The Brink’s Company announced its intent to offer $400 million aggregate principal amount of 5-year senior unsecured notes, subject to market and other conditions. The notes will be general unsecured obligations guaranteed by the Company’s existing and future U.S. subsidiaries that are guarantors under the Company’s credit facility.
The Company expects to use the net proceeds from the offering of the notes and cash on hand to redeem or repurchase the $400 million aggregate principal amount of its outstanding 5.500% Senior Notes due 2025 (the “2025 Senior Notes”) at or prior to maturity. Before applying the net proceeds to redeem or repurchase the 2025 Senior Notes as described above, the Company expects to use the net proceeds to temporarily repay amounts outstanding under its $1 billion revolving credit facility.

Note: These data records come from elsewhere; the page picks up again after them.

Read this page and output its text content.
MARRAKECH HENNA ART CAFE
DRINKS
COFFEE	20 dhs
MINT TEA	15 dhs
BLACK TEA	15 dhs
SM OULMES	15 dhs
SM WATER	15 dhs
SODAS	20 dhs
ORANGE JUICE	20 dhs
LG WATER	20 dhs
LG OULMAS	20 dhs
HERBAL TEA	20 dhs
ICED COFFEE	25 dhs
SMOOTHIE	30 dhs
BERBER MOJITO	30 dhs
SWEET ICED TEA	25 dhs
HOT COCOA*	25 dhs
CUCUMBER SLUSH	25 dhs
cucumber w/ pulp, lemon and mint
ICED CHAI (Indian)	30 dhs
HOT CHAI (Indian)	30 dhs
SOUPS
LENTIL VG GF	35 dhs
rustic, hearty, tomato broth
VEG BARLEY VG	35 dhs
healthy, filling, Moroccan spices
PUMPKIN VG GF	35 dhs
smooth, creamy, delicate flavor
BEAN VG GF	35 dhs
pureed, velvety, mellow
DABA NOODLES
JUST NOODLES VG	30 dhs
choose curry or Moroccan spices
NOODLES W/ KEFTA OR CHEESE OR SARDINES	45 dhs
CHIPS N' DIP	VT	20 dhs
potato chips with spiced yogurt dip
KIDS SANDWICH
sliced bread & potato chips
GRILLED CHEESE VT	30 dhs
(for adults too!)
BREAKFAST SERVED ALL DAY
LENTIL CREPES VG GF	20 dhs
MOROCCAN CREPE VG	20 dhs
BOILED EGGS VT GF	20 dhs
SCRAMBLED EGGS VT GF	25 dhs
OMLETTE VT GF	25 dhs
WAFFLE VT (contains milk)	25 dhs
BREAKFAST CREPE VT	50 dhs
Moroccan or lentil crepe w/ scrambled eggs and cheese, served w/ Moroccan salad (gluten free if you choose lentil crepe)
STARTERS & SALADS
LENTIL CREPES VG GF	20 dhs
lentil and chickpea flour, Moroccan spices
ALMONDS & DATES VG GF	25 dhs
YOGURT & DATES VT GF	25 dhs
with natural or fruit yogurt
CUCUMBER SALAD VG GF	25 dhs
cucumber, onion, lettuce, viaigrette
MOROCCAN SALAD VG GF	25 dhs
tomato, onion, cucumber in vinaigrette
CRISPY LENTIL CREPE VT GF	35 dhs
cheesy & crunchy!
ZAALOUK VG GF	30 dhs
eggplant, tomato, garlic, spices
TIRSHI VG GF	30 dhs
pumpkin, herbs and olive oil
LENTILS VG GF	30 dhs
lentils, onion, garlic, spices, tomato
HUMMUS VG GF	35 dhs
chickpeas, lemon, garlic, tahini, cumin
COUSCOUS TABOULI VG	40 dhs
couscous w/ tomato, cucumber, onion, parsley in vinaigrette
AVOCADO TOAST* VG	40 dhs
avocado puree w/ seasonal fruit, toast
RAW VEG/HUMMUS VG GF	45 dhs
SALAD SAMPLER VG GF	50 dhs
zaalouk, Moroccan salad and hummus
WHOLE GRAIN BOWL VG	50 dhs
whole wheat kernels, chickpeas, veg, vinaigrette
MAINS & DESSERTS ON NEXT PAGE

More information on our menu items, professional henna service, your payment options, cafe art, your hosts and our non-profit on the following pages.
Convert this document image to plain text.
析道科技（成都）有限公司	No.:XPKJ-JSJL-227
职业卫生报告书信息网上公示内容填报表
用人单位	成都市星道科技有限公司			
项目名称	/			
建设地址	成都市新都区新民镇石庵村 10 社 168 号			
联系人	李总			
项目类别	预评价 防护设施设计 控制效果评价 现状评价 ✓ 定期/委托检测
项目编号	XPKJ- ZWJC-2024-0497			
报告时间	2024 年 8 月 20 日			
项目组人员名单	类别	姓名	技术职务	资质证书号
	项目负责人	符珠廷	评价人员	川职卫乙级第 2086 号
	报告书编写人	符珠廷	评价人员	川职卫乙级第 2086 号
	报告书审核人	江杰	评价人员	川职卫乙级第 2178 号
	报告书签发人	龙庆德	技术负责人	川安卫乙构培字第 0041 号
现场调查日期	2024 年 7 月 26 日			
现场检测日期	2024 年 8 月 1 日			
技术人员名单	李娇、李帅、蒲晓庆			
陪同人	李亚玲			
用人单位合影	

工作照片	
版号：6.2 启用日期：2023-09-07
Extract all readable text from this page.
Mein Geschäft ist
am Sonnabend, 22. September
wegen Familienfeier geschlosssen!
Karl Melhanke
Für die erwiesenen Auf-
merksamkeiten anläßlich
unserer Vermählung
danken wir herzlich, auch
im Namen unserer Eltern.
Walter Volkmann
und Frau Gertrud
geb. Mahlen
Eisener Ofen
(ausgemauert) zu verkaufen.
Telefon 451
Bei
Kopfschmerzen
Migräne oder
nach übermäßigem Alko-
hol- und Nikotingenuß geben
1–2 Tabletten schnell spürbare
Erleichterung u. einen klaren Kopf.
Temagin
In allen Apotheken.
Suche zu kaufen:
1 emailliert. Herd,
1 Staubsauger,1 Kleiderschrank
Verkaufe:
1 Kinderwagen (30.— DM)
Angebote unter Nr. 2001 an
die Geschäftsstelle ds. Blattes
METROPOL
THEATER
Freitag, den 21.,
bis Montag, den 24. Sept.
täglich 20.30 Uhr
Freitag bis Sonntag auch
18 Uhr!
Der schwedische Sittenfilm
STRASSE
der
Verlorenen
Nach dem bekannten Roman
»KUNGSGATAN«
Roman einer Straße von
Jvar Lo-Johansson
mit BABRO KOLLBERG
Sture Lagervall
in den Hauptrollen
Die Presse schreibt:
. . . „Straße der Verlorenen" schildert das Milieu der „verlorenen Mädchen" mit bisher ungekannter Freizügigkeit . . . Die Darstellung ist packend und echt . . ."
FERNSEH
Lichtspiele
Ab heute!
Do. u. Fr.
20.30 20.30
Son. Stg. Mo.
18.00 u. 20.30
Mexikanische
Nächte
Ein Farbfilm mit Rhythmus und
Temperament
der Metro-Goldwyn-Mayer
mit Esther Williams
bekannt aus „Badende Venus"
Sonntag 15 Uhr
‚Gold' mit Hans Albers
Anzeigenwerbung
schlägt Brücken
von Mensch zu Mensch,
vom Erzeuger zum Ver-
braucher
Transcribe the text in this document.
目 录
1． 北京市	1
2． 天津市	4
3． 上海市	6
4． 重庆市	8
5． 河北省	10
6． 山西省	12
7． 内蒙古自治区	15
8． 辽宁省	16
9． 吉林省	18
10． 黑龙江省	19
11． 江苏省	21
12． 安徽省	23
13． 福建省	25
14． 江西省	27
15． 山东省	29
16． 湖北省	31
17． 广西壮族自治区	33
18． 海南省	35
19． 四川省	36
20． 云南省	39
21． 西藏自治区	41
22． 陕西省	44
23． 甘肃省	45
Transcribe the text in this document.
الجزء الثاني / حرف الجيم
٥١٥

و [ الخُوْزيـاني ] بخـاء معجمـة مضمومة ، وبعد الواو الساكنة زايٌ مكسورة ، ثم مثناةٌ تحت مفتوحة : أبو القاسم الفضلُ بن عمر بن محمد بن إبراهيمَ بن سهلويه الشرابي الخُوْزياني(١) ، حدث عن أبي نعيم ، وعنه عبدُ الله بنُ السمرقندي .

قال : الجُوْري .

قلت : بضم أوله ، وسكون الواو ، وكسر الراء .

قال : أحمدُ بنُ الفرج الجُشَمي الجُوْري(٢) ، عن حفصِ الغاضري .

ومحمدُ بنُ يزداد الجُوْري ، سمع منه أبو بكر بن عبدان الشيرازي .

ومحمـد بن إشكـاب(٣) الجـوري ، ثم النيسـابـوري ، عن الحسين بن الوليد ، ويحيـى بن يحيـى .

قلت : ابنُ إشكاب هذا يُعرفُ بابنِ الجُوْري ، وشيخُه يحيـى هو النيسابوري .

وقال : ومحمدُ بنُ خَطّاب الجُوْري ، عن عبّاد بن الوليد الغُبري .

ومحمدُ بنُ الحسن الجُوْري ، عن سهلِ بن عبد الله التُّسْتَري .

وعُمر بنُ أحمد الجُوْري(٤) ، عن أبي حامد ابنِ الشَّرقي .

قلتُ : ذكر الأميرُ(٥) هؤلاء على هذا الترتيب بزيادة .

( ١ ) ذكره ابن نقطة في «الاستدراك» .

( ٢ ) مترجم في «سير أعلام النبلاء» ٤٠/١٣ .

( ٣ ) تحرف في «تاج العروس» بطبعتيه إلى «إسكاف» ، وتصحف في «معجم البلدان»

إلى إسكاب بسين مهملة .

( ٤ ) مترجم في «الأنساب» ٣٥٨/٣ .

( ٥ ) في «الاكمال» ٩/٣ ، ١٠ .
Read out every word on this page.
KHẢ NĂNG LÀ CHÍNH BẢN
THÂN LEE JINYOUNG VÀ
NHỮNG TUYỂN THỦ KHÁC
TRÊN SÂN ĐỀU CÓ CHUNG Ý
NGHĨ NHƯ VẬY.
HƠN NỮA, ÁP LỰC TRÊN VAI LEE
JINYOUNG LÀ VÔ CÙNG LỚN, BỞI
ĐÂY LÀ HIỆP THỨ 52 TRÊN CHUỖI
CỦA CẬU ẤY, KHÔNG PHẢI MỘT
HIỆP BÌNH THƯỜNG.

The notes have not been and will not be registered under the Securities Act of 1933, as amended (“Securities Act”), or the securities laws of any other jurisdiction and may not be offered or sold in the United States absent registration or an applicable exemption from registration requirements. The notes will be offered only to persons reasonably believed to be qualified institutional buyers in reliance on the exception from registration set forth in Rule 144A under the Securities Act and outside the United States to non-U.S. persons pursuant to Regulation S under the Securities Act.
This press release does not constitute an offer to sell or the solicitation of an offer to buy the notes, and shall not constitute an offer, solicitation or sale of any notes in any jurisdiction in which such offer, solicitation, or sale would be unlawful. Any offers of the notes will be made only by means of a private offering memorandum.